The paper is Entropy of Search Logs: How Hard is Search? With Personalization? With Backoff? (pdf). Greg Linden wrote up an overview of the paper in his post Does the entropy of search logs indicate that search should be easy?, and a video presentation on the topic is available online.
A couple of papers cited in the references section to this document that are interesting reading:
Adaptive Web Search Based on User Profile Constructed without Any Effort from Users (pdf)
Personalizing Search via Automated Analysis of Interests and Activities (pdf)
The statement about there being lots of pages but only a subset being accessed is the expected outcome from a search engine and user behaviour I would have thought.
Consider what an average person would do if they were provided a pile of 1,000 individual pieces of paper about a topic in no specific order. They will rifle through the first n items and then probably get bored with the exercise. Now imagine that someone had sorted the stack of paper into what they consider to be ‘most relevant first’. The tolerance of the reader probably hasn’t changed (willing to view n pieces of paper), however now that they are viewing the most relevant items first – it is even more likely that they’ll view a number less than n before their need (researching topic y) has been met.

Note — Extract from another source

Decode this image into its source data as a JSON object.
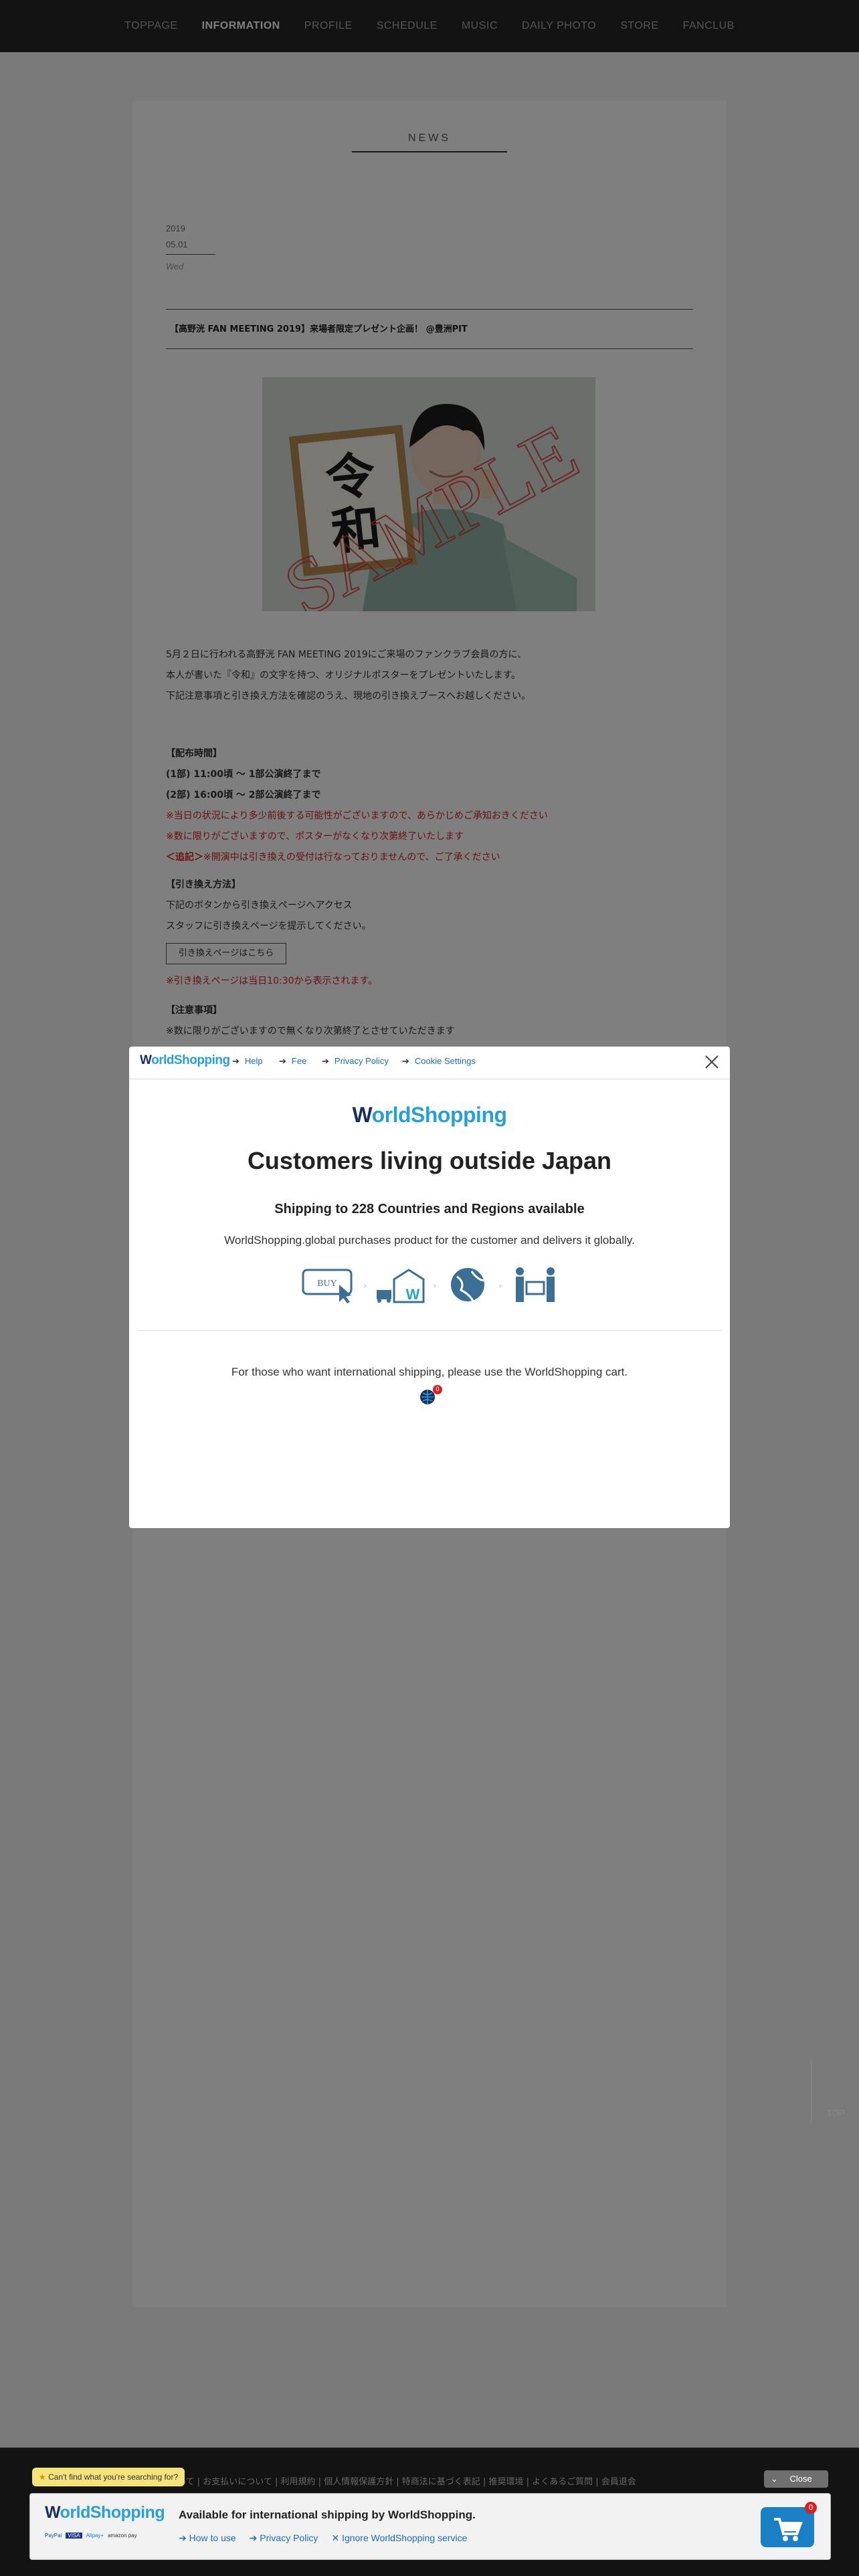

As always, interesting read, thanks Bill!
Hi Al,
Great points, and illustration.
Over the past few years, there were more than a couple of statements from search engines (Google, Yahoo, Microsoft) competing for viewers about how many pages their search engines had indexed. This paper provides a slightly different perspective; thinking about how people actually view and use search results, and how many pages are actually needed to answer most queries posed to a search engine.

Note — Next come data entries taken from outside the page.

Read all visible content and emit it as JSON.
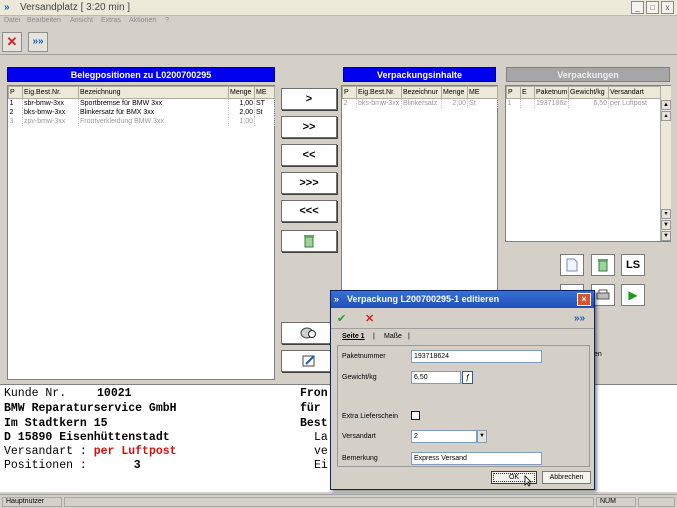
{
  "window": {
    "title": "Versandplatz  [ 3:20 min ]",
    "minimize": "_",
    "maximize": "□",
    "close": "x"
  },
  "menu": [
    "Datei",
    "Bearbeiten",
    "Ansicht",
    "Extras",
    "Aktionen",
    "?"
  ],
  "toolbar": {
    "close_glyph": "✕",
    "forward_glyph": "»»"
  },
  "belegpositionen": {
    "title": "Belegpositionen zu L0200700295",
    "columns": [
      "P",
      "Eig.Best.Nr.",
      "Bezeichnung",
      "Menge",
      "ME"
    ],
    "rows": [
      [
        "1",
        "sbr-bmw-3xx",
        "Sportbremse für BMW 3xx",
        "1,00",
        "ST"
      ],
      [
        "2",
        "bks-bmw-3xx",
        "Blinkersatz für BMX 3xx",
        "2,00",
        "St"
      ],
      [
        "3",
        "zpv-bmw-3xx",
        "Frontverkleidung BMW 3xx",
        "1,00",
        ""
      ]
    ]
  },
  "move_buttons": [
    ">",
    ">>",
    "<<",
    ">>>",
    "<<<"
  ],
  "verpackungsinhalte": {
    "title": "Verpackungsinhalte",
    "columns": [
      "P",
      "Eig.Best.Nr.",
      "Bezeichnur",
      "Menge",
      "ME"
    ],
    "rows": [
      [
        "2",
        "bks-bmw-3xx",
        "Blinkersatz",
        "2,00",
        "St"
      ]
    ]
  },
  "verpackungen": {
    "title": "Verpackungen",
    "columns": [
      "P",
      "E",
      "Paketnum",
      "Gewicht/kg",
      "Versandart"
    ],
    "rows": [
      [
        "1",
        "",
        "1937186z",
        "6,50",
        "per Luftpost"
      ]
    ]
  },
  "action_buttons": {
    "ls_label": "LS",
    "play_glyph": "▶",
    "behind_text": "en"
  },
  "customer": {
    "kunde_label": "Kunde Nr.",
    "kunde_nr": "10021",
    "name": "BMW Reparaturservice GmbH",
    "street": "Im Stadtkern 15",
    "city": "D   15890 Eisenhüttenstadt",
    "versandart_label": "Versandart :",
    "versandart_value": "per Luftpost",
    "positionen_label": "Positionen :",
    "positionen_value": "3",
    "right_lines": [
      "Fron",
      "für",
      "Best"
    ],
    "right_lines2": [
      "La",
      "ve",
      "Ei"
    ]
  },
  "dialog": {
    "title": "Verpackung L200700295-1 editieren",
    "check_glyph": "✔",
    "cancel_glyph": "✕",
    "forward_glyph": "»»",
    "tabs": [
      "Seite 1",
      "Maße"
    ],
    "fields": {
      "paketnummer_label": "Paketnummer",
      "paketnummer_value": "193718624",
      "gewicht_label": "Gewicht/kg",
      "gewicht_value": "6,50",
      "gewicht_button": "ƒ",
      "extra_label": "Extra Lieferschein",
      "versandart_label": "Versandart",
      "versandart_value": "2",
      "bemerkung_label": "Bemerkung",
      "bemerkung_value": "Express Versand"
    },
    "ok_label": "OK",
    "abbrechen_label": "Abbrechen"
  },
  "status": {
    "user": "Hauptnutzer",
    "num": "NUM"
  }
}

Reducing the total number of pages that a search engine has to search through, and rank, means a more efficient search engine – one that can cache results, and one that can spend less time looking for results that don’t match personalization requirements.
Hi Rob,
Thank you.
The problem with just offering ONE number as the amount of Web pages in an index is, that number is not sub divided into the TYPES of Web pages that are being indexed.
Because society is flooded with changing news as well as opinion blogs – having an exorbitant amount of indexed Web pages is valid if those pages are for example:
current news
news archives
dynamic shopping pages from large sites
news group archives/blog posts
foreign language versions etc
Google, Yahoo and MSN have already began weeding out duplicates or banning obvious spam pages – so essentially many of those indexed web pages will eventually be viewed
Hi PR NY,
Good points. It’s really tempting to try to treat the Web as if it were a nonchanging, static collection of documents and objects, but it’s just as easy to consider it a stream of data that doesn’t stay still, and doesn’t stay at the same amount of pages.

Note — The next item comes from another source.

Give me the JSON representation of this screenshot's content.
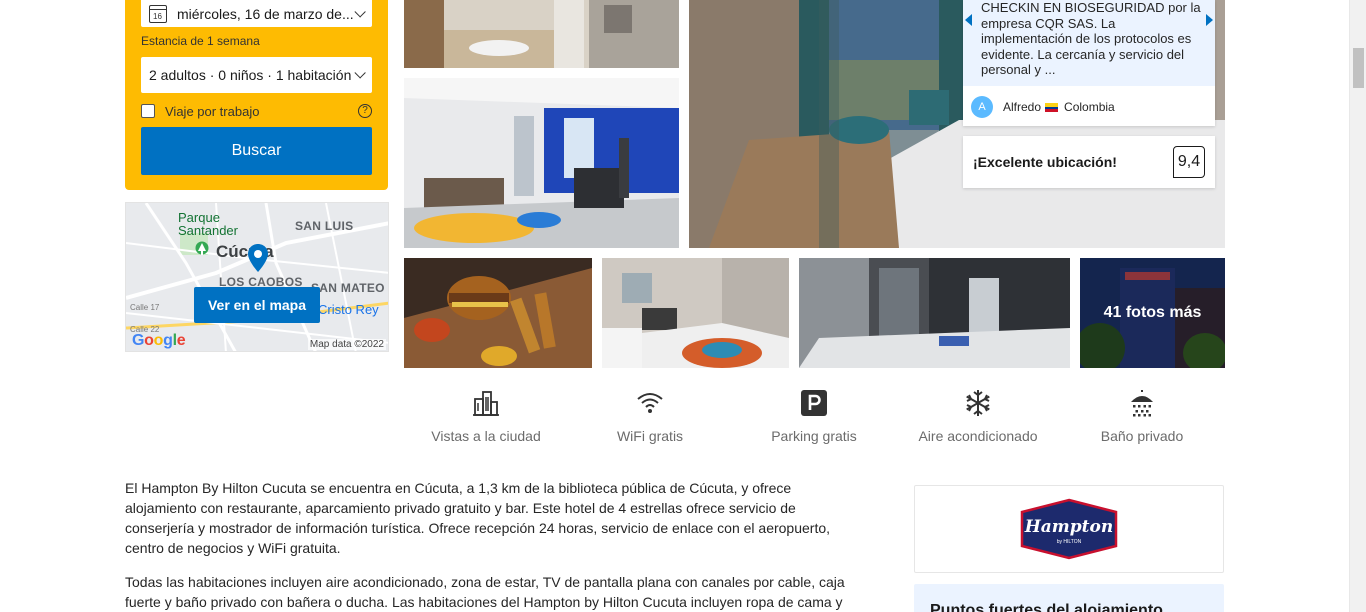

Old pages are removed from the Web, new pages arrive all the time, and existing pages change. An Official Google Blog post from a couple of days ago, To infinity and beyond? No! addresses some of the duplicate content/spider traps that appear on Web pages that a search spider can get trapped within, and find what may appear to be an infinite number of pages.
But, the sad news is that there are a lot of pages on the web that aren’t spam and aren’t duplicates, that won’t get indexed by search engines, or viewed by visitors.
And, as the Microsoft paper notes, the amount of pages that people end up going to, at least from a search engine, is a much smaller number than the amount of indexable pages on the Web. I’m not sure that will change even after duplicates and spam are handled better by search engines.